Tuesday, December 29, 2015

Turn the Hourglass

Forster Avenue, Mt. Vernon, N.Y.

It’s the 1960s and we live in a house styled after an Elizabethan cottage, built in 1917. Ivy creeps up the stone chimney and twirls around an iron lantern at the front door. 

The house sat on a corner lot. The street it faced, which inclined slightly toward the next block, felt dim and mysterious yet wide and bright. A straight, quiet street with huge elms arching overhead and a slate sidewalk of many hues, crippled in places where the tree roots had pushed through.

The sidewalk lilted up the sunny side of the street and darkly down the other, shaded in part by a granite precipice on which two homes were perched. It extended expectantly in front of a double lot.

It felt like an important street. To begin with, it was perfectly composed. It had the habit of seeming to rise up before you, with the houses and landscape flowing in all directions.
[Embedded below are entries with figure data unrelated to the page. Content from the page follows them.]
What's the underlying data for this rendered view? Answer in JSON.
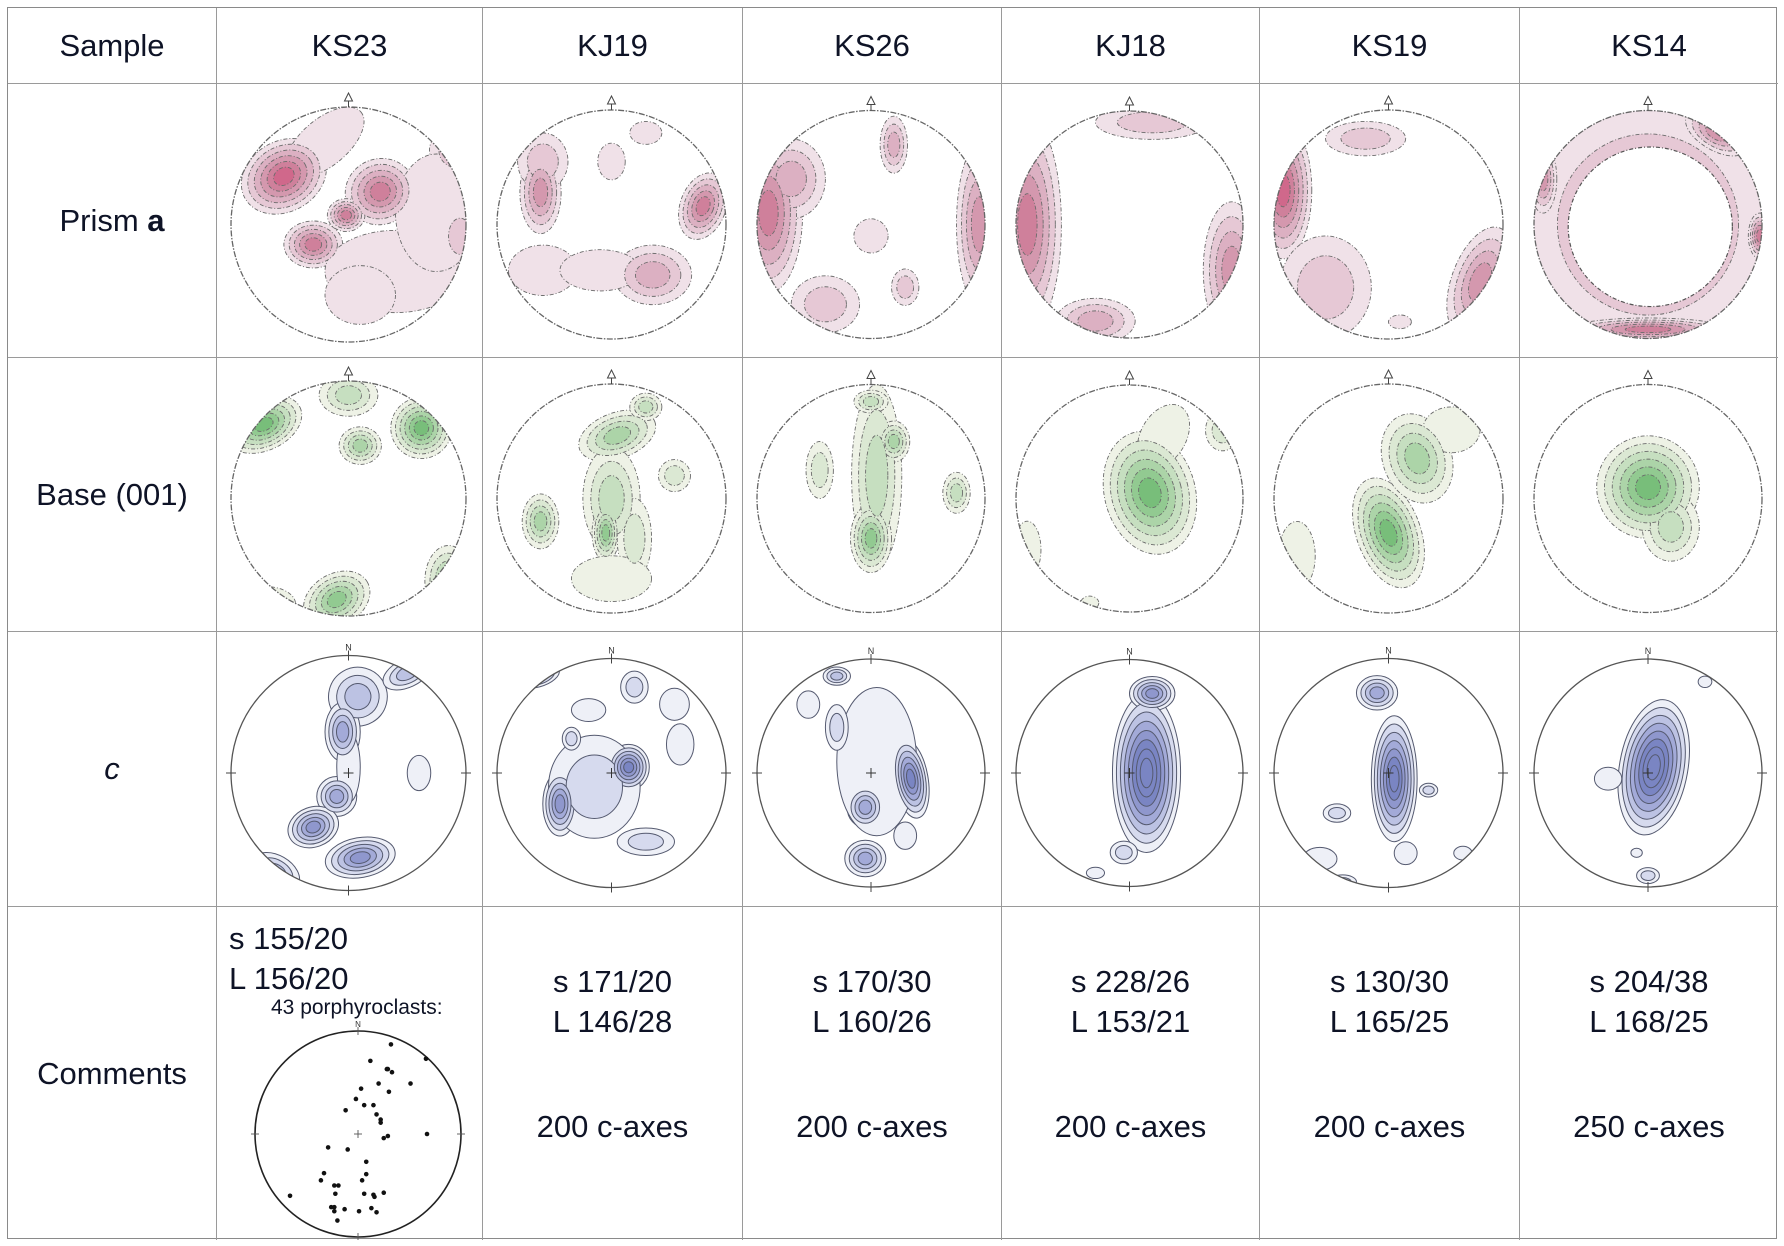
{
  "table": {
    "corner_label": "Sample",
    "samples": [
      "KS23",
      "KJ19",
      "KS26",
      "KJ18",
      "KS19",
      "KS14"
    ],
    "rows": [
      {
        "label_plain": "Prism ",
        "label_bold": "a",
        "kind": "prism",
        "north_marker": "triangle"
      },
      {
        "label_plain": "Base (001)",
        "kind": "base",
        "north_marker": "triangle"
      },
      {
        "label_italic": "c",
        "kind": "caxis",
        "north_marker": "N"
      },
      {
        "label_plain": "Comments",
        "kind": "comments"
      }
    ]
  },
  "colors": {
    "prism": [
      "#f0e1e8",
      "#e6c8d5",
      "#dcb0c2",
      "#d498ae",
      "#cf809b",
      "#d0688b"
    ],
    "base": [
      "#eef2e6",
      "#dbe8d3",
      "#c6dfc0",
      "#acd4a8",
      "#92ca91",
      "#78be7a"
    ],
    "caxis": [
      "#eef0f7",
      "#d6daee",
      "#bcc2e3",
      "#a3aad8",
      "#8f97cd",
      "#7a85c3"
    ],
    "line": "#555555",
    "text": "#0e1326"
  },
  "comments": [
    {
      "s": "s 155/20",
      "L": "L 156/20",
      "extra": "43 porphyroclasts:"
    },
    {
      "s": "s 171/20",
      "L": "L 146/28",
      "count": "200 c-axes"
    },
    {
      "s": "s 170/30",
      "L": "L 160/26",
      "count": "200 c-axes"
    },
    {
      "s": "s 228/26",
      "L": "L 153/21",
      "count": "200 c-axes"
    },
    {
      "s": "s 130/30",
      "L": "L 165/25",
      "count": "200 c-axes"
    },
    {
      "s": "s 204/38",
      "L": "L 168/25",
      "count": "250 c-axes"
    }
  ],
  "porphyroclasts": {
    "north_label": "N",
    "points": [
      [
        0.32,
        -0.87
      ],
      [
        0.66,
        -0.73
      ],
      [
        0.12,
        -0.71
      ],
      [
        0.28,
        -0.63
      ],
      [
        0.33,
        -0.6
      ],
      [
        0.29,
        -0.63
      ],
      [
        0.2,
        -0.49
      ],
      [
        0.51,
        -0.49
      ],
      [
        0.3,
        -0.41
      ],
      [
        0.03,
        -0.44
      ],
      [
        -0.02,
        -0.34
      ],
      [
        0.06,
        -0.28
      ],
      [
        0.15,
        -0.28
      ],
      [
        -0.12,
        -0.23
      ],
      [
        0.18,
        -0.19
      ],
      [
        0.22,
        -0.14
      ],
      [
        0.22,
        -0.11
      ],
      [
        0.67,
        0.0
      ],
      [
        0.29,
        0.02
      ],
      [
        0.25,
        0.04
      ],
      [
        -0.29,
        0.13
      ],
      [
        -0.1,
        0.15
      ],
      [
        0.08,
        0.27
      ],
      [
        0.08,
        0.39
      ],
      [
        -0.33,
        0.38
      ],
      [
        -0.36,
        0.45
      ],
      [
        0.04,
        0.45
      ],
      [
        -0.23,
        0.5
      ],
      [
        -0.19,
        0.5
      ],
      [
        -0.22,
        0.58
      ],
      [
        0.06,
        0.58
      ],
      [
        0.15,
        0.59
      ],
      [
        0.16,
        0.61
      ],
      [
        0.25,
        0.57
      ],
      [
        -0.66,
        0.6
      ],
      [
        -0.26,
        0.71
      ],
      [
        -0.23,
        0.71
      ],
      [
        -0.13,
        0.73
      ],
      [
        -0.23,
        0.75
      ],
      [
        0.01,
        0.75
      ],
      [
        0.13,
        0.72
      ],
      [
        0.18,
        0.76
      ],
      [
        -0.2,
        0.84
      ]
    ]
  },
  "fabrics": {
    "prism": [
      [
        [
          -0.55,
          -0.41,
          0.38,
          0.3,
          -30,
          6
        ],
        [
          0.27,
          -0.28,
          0.3,
          0.28,
          -20,
          5
        ],
        [
          -0.3,
          0.17,
          0.25,
          0.2,
          0,
          5
        ],
        [
          -0.02,
          -0.08,
          0.16,
          0.14,
          0,
          5
        ],
        [
          0.9,
          -0.6,
          0.22,
          0.18,
          30,
          2
        ],
        [
          0.95,
          0.1,
          0.16,
          0.25,
          0,
          2
        ],
        [
          0.4,
          0.4,
          0.6,
          0.35,
          0,
          1
        ],
        [
          0.1,
          0.6,
          0.3,
          0.25,
          0,
          1
        ],
        [
          -0.2,
          -0.7,
          0.4,
          0.2,
          -40,
          1
        ],
        [
          0.75,
          -0.1,
          0.35,
          0.5,
          0,
          1
        ]
      ],
      [
        [
          -0.62,
          -0.28,
          0.18,
          0.36,
          0,
          4
        ],
        [
          0.8,
          -0.16,
          0.2,
          0.3,
          20,
          5
        ],
        [
          0.36,
          0.44,
          0.34,
          0.26,
          0,
          3
        ],
        [
          -0.6,
          0.4,
          0.3,
          0.22,
          0,
          1
        ],
        [
          -0.1,
          0.4,
          0.35,
          0.18,
          0,
          1
        ],
        [
          0.0,
          -0.55,
          0.12,
          0.16,
          0,
          1
        ],
        [
          0.3,
          -0.8,
          0.14,
          0.1,
          0,
          1
        ],
        [
          -0.6,
          -0.55,
          0.22,
          0.25,
          0,
          2
        ]
      ],
      [
        [
          -0.9,
          -0.1,
          0.3,
          0.7,
          0,
          5
        ],
        [
          0.95,
          0.0,
          0.2,
          0.7,
          0,
          4
        ],
        [
          0.2,
          -0.7,
          0.12,
          0.25,
          0,
          3
        ],
        [
          -0.4,
          0.7,
          0.3,
          0.25,
          0,
          2
        ],
        [
          0.3,
          0.55,
          0.12,
          0.16,
          0,
          2
        ],
        [
          -0.7,
          -0.4,
          0.3,
          0.35,
          0,
          3
        ],
        [
          0.0,
          0.1,
          0.15,
          0.15,
          0,
          1
        ]
      ],
      [
        [
          -0.9,
          0.0,
          0.3,
          0.95,
          0,
          5
        ],
        [
          0.9,
          0.4,
          0.25,
          0.6,
          0,
          4
        ],
        [
          -0.3,
          0.85,
          0.35,
          0.2,
          0,
          3
        ],
        [
          0.2,
          -0.9,
          0.5,
          0.15,
          0,
          2
        ]
      ],
      [
        [
          -0.92,
          -0.3,
          0.25,
          0.6,
          0,
          6
        ],
        [
          0.8,
          0.5,
          0.25,
          0.5,
          20,
          4
        ],
        [
          -0.55,
          0.55,
          0.4,
          0.45,
          0,
          2
        ],
        [
          -0.2,
          -0.75,
          0.35,
          0.15,
          0,
          2
        ],
        [
          0.1,
          0.85,
          0.1,
          0.06,
          0,
          1
        ]
      ],
      [
        [
          0.0,
          0.0,
          1.1,
          1.1,
          0,
          3
        ],
        [
          0.98,
          0.1,
          0.1,
          0.2,
          0,
          5
        ],
        [
          -0.92,
          -0.4,
          0.12,
          0.3,
          0,
          4
        ],
        [
          0.0,
          0.92,
          0.7,
          0.1,
          0,
          5
        ],
        [
          0.6,
          -0.8,
          0.3,
          0.15,
          30,
          4
        ]
      ]
    ],
    "base": [
      [
        [
          -0.72,
          -0.63,
          0.34,
          0.22,
          -25,
          6
        ],
        [
          0.62,
          -0.6,
          0.26,
          0.26,
          0,
          6
        ],
        [
          0.1,
          -0.45,
          0.18,
          0.16,
          0,
          4
        ],
        [
          0.0,
          -0.88,
          0.25,
          0.18,
          0,
          3
        ],
        [
          -0.1,
          0.86,
          0.3,
          0.22,
          -30,
          5
        ],
        [
          0.85,
          0.7,
          0.2,
          0.3,
          0,
          4
        ],
        [
          -0.7,
          0.9,
          0.25,
          0.15,
          0,
          3
        ]
      ],
      [
        [
          0.05,
          -0.55,
          0.35,
          0.2,
          -20,
          4
        ],
        [
          0.0,
          0.0,
          0.25,
          0.45,
          0,
          3
        ],
        [
          -0.05,
          0.3,
          0.12,
          0.25,
          0,
          5
        ],
        [
          -0.62,
          0.2,
          0.16,
          0.24,
          0,
          4
        ],
        [
          0.55,
          -0.2,
          0.14,
          0.14,
          0,
          2
        ],
        [
          0.3,
          -0.8,
          0.14,
          0.12,
          0,
          3
        ],
        [
          0.2,
          0.35,
          0.15,
          0.35,
          0,
          2
        ],
        [
          0.0,
          0.7,
          0.35,
          0.2,
          0,
          1
        ]
      ],
      [
        [
          0.05,
          -0.2,
          0.22,
          0.8,
          0,
          3
        ],
        [
          0.0,
          0.35,
          0.18,
          0.3,
          0,
          5
        ],
        [
          0.2,
          -0.5,
          0.14,
          0.18,
          0,
          4
        ],
        [
          0.75,
          -0.05,
          0.12,
          0.18,
          0,
          3
        ],
        [
          -0.45,
          -0.25,
          0.12,
          0.25,
          0,
          2
        ],
        [
          0.0,
          -0.85,
          0.15,
          0.1,
          0,
          3
        ]
      ],
      [
        [
          0.18,
          -0.05,
          0.4,
          0.55,
          -15,
          6
        ],
        [
          0.3,
          -0.55,
          0.2,
          0.3,
          30,
          1
        ],
        [
          0.82,
          -0.6,
          0.15,
          0.18,
          0,
          2
        ],
        [
          -0.9,
          0.45,
          0.12,
          0.25,
          0,
          1
        ],
        [
          -0.35,
          0.92,
          0.08,
          0.06,
          0,
          1
        ]
      ],
      [
        [
          0.0,
          0.3,
          0.28,
          0.5,
          -20,
          6
        ],
        [
          0.25,
          -0.35,
          0.3,
          0.4,
          -20,
          4
        ],
        [
          -0.8,
          0.5,
          0.16,
          0.3,
          0,
          1
        ],
        [
          0.55,
          -0.6,
          0.25,
          0.2,
          0,
          1
        ]
      ],
      [
        [
          0.0,
          -0.1,
          0.45,
          0.45,
          -10,
          6
        ],
        [
          0.2,
          0.25,
          0.25,
          0.3,
          0,
          3
        ]
      ]
    ],
    "caxis": [
      [
        [
          0.08,
          -0.65,
          0.25,
          0.25,
          -30,
          3
        ],
        [
          0.5,
          -0.85,
          0.22,
          0.12,
          -25,
          3
        ],
        [
          -0.05,
          -0.35,
          0.15,
          0.25,
          0,
          4
        ],
        [
          -0.1,
          0.2,
          0.17,
          0.17,
          0,
          4
        ],
        [
          -0.3,
          0.46,
          0.22,
          0.17,
          -20,
          5
        ],
        [
          0.1,
          0.72,
          0.3,
          0.17,
          -10,
          5
        ],
        [
          -0.62,
          0.84,
          0.22,
          0.14,
          30,
          3
        ],
        [
          0.6,
          0.0,
          0.1,
          0.15,
          0,
          1
        ],
        [
          0.0,
          -0.05,
          0.1,
          0.3,
          0,
          1
        ]
      ],
      [
        [
          0.15,
          -0.05,
          0.18,
          0.2,
          0,
          6
        ],
        [
          -0.45,
          0.27,
          0.15,
          0.28,
          0,
          5
        ],
        [
          -0.15,
          0.12,
          0.4,
          0.45,
          0,
          2
        ],
        [
          -0.65,
          -0.85,
          0.2,
          0.1,
          -15,
          4
        ],
        [
          0.2,
          -0.75,
          0.12,
          0.14,
          0,
          2
        ],
        [
          0.55,
          -0.6,
          0.13,
          0.14,
          0,
          1
        ],
        [
          0.6,
          -0.25,
          0.12,
          0.18,
          0,
          1
        ],
        [
          -0.35,
          -0.3,
          0.08,
          0.1,
          0,
          2
        ],
        [
          0.3,
          0.6,
          0.25,
          0.12,
          0,
          2
        ],
        [
          -0.2,
          -0.55,
          0.15,
          0.1,
          0,
          1
        ]
      ],
      [
        [
          0.35,
          0.05,
          0.15,
          0.35,
          -10,
          6
        ],
        [
          -0.05,
          0.3,
          0.16,
          0.18,
          0,
          4
        ],
        [
          -0.05,
          0.75,
          0.18,
          0.16,
          0,
          4
        ],
        [
          0.05,
          -0.1,
          0.35,
          0.65,
          0,
          1
        ],
        [
          -0.3,
          -0.85,
          0.12,
          0.08,
          0,
          3
        ],
        [
          -0.3,
          -0.4,
          0.1,
          0.2,
          0,
          2
        ],
        [
          0.3,
          0.55,
          0.1,
          0.12,
          0,
          1
        ],
        [
          -0.55,
          -0.6,
          0.1,
          0.12,
          0,
          1
        ]
      ],
      [
        [
          0.15,
          0.0,
          0.3,
          0.7,
          0,
          8
        ],
        [
          0.2,
          -0.7,
          0.2,
          0.15,
          0,
          5
        ],
        [
          -0.05,
          0.7,
          0.12,
          0.1,
          0,
          2
        ],
        [
          -0.3,
          0.88,
          0.08,
          0.05,
          0,
          1
        ]
      ],
      [
        [
          0.05,
          0.05,
          0.2,
          0.55,
          0,
          7
        ],
        [
          -0.1,
          -0.7,
          0.18,
          0.15,
          0,
          4
        ],
        [
          -0.45,
          0.35,
          0.12,
          0.08,
          0,
          2
        ],
        [
          0.35,
          0.15,
          0.08,
          0.06,
          0,
          2
        ],
        [
          -0.6,
          0.75,
          0.15,
          0.1,
          0,
          1
        ],
        [
          0.65,
          0.7,
          0.08,
          0.06,
          0,
          1
        ],
        [
          -0.4,
          0.95,
          0.12,
          0.06,
          0,
          2
        ],
        [
          0.15,
          0.7,
          0.1,
          0.1,
          0,
          1
        ]
      ],
      [
        [
          0.05,
          -0.05,
          0.3,
          0.6,
          10,
          8
        ],
        [
          -0.35,
          0.05,
          0.12,
          0.1,
          0,
          1
        ],
        [
          0.0,
          0.9,
          0.1,
          0.07,
          0,
          2
        ],
        [
          -0.1,
          0.7,
          0.05,
          0.04,
          0,
          1
        ],
        [
          0.5,
          -0.8,
          0.06,
          0.05,
          0,
          1
        ]
      ]
    ]
  }
}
Sometimes an imaginary mist floated around.

The massing of slate, stone, and greenery beneath tall trees was such a strong symphony that you invariably thought you heard a clap of thunder or the first chord in the history of the world when you came upon it.

I’m not making this up. This is how it was.  

We kids thought the street belonged to us, but it went back 3/4 of a century. Even during the late 1950s, gas sconces remained in a few of the homes.

So it was that Violet Romer – gorgeous flapper & actress, acclaimed interpretive dancer –

& her brother Romer Shawhan – an architect who flew at St. Mihiel with the Lafayette Escadrille and married the heiress to Pacific Coast Borax, for whose father Zabriskie Point was named –

would interrupt our ball game when their 1938 “Woodie” station wagon rounded the corner and rolled halfway up the block, turning into the driveway of their white frame house.

Did we step back impatiently when they drove by, eager to resume our play? Or were we blown to the curb in space and time?

Of course none of us children had any idea about the vivid places that Violet and Romer had occupied.

I’m always chasing that street into the past.